Reactive oxygen species (ROS) are generated in macrophages and osteoclasts from superoxide (O2−.), which forms from the action of NADPH-oxidase on oxygen (O2). They play an essential role in the function of phagocytic cells.

TRAP, containing a redox active iron, catalyzes the generation of ROS through Fenton chemistry:

 O2 → (NADPH-oxidase) O2− ∙ → (superoxide dismutase) H2O2 → (catalase) H2O + O2
 TRAP-Fe3+ (purple) + O2− ∙→ TRAP-Fe2+ (pink) + O2
 H2O2 + TRAP-Fe2+ (pink) → HO∙ + HO− + TRAP-Fe3+

producing hydroxyl radicals, hydrogen peroxide, and singlet oxygen.
In osteoclasts, ROS are generated at the ruffled border and seem to be required for resorption and degradation to occur.

Iron transport

In the pregnant sow, uteroferrin is highly expressed in the uterine fluids. Due to the unique anatomy of the porcine uterus, and the specific, progesterone-induced expression of TRAP; it is hypothesized that uteroferrin acts as an iron transport protein.

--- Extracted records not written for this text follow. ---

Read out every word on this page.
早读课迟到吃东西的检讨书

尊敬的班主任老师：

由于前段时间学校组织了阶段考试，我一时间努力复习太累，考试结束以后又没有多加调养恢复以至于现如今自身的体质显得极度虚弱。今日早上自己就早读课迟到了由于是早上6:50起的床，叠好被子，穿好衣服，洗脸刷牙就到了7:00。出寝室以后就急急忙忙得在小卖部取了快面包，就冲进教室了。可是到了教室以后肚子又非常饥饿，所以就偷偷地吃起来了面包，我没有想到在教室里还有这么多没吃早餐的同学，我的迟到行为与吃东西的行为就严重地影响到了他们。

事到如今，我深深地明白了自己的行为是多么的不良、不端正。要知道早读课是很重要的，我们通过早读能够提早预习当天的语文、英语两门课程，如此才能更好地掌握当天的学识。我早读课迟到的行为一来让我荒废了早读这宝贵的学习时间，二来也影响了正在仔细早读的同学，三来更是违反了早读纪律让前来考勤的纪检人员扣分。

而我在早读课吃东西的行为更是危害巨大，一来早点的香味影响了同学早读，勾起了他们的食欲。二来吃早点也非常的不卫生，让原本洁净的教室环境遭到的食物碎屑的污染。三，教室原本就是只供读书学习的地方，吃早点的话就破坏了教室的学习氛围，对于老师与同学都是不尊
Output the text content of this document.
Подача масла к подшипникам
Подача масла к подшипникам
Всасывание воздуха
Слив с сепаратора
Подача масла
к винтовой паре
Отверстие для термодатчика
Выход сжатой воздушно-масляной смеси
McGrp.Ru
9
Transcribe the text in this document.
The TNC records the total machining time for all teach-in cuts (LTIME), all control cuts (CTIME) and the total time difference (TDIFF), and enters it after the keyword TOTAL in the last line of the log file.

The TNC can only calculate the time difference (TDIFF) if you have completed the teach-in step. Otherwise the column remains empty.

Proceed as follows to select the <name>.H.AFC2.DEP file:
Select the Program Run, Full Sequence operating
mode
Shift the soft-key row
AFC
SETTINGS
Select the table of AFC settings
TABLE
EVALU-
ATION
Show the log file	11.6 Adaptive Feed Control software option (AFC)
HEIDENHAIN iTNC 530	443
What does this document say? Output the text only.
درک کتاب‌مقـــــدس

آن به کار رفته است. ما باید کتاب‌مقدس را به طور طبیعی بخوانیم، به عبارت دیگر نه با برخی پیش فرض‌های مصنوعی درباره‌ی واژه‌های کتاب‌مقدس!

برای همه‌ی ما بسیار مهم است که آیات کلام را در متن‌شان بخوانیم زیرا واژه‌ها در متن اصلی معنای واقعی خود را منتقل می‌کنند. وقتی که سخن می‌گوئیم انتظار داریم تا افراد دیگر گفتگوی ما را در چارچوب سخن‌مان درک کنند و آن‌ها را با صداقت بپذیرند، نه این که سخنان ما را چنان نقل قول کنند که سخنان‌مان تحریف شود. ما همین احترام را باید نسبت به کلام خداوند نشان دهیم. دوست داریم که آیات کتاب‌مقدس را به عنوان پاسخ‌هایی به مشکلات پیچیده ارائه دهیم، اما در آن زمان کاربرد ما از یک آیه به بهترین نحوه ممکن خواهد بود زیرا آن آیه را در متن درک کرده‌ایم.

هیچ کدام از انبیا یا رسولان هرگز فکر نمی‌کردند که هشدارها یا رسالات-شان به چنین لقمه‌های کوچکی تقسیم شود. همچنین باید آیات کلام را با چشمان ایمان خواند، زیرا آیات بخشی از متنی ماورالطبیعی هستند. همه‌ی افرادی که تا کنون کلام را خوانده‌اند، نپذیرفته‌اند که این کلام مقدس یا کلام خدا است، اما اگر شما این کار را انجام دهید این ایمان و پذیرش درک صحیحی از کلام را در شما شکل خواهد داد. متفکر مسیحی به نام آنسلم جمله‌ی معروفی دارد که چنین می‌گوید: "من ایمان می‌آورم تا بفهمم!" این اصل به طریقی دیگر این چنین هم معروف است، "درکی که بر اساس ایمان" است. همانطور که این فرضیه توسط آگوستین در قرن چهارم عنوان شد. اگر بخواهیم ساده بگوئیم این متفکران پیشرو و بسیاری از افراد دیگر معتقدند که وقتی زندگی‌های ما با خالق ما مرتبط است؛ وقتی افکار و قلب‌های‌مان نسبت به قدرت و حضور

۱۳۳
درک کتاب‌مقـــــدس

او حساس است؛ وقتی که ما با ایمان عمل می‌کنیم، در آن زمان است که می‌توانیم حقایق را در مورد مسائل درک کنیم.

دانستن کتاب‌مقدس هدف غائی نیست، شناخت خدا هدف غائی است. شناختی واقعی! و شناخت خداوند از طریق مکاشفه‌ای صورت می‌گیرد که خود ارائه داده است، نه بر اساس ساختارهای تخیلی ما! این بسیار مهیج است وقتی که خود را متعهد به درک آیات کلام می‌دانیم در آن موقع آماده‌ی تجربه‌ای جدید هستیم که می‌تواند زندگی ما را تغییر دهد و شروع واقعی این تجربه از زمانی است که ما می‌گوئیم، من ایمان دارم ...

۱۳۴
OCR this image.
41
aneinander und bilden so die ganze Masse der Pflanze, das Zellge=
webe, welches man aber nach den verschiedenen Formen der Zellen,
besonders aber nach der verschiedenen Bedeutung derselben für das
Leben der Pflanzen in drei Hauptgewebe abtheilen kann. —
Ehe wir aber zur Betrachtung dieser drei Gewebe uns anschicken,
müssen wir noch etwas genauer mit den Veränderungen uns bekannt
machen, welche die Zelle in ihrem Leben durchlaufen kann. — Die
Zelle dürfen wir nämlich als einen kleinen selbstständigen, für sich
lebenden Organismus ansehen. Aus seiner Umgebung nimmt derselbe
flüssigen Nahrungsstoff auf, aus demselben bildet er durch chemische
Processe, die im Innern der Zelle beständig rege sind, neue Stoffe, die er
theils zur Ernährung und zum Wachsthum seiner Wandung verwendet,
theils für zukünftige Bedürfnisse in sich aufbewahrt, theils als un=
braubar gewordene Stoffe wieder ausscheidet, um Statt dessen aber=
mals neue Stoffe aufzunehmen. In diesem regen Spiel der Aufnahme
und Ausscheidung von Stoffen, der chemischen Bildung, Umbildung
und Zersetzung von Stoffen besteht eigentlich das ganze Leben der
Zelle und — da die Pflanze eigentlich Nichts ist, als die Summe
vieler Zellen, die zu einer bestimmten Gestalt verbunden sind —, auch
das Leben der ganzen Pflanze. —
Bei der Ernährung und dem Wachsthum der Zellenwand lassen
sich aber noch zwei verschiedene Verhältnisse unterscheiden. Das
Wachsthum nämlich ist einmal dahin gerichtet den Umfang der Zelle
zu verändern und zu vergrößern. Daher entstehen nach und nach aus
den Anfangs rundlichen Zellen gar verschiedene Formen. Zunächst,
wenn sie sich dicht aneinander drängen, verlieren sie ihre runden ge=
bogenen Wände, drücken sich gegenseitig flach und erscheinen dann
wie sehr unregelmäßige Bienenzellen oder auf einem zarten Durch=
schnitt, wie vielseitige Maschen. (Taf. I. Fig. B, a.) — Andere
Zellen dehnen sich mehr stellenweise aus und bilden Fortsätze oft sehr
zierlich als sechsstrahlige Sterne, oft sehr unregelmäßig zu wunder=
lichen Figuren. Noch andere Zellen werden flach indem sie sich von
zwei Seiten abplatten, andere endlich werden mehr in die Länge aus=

Cell growth and differentiation factor

TRAP is associated with osteoclast migration to bone resorption sites, and, once there, TRAP is believed to initiate osteoclast differentiation, activation, and proliferation. This hypothesis was formed from the examination of the bone structure of TRAP-null mice. It was noted that, in addition to osteopetrosis, bone formation occurred in a haphazard manner, where the microarchitecture was highly irregular.

In TRAP overexpressing mice, it has been found that the affected mice are grossly obese. This has led to the hypothesis that TRAP has involvement in hyperplastic obesity.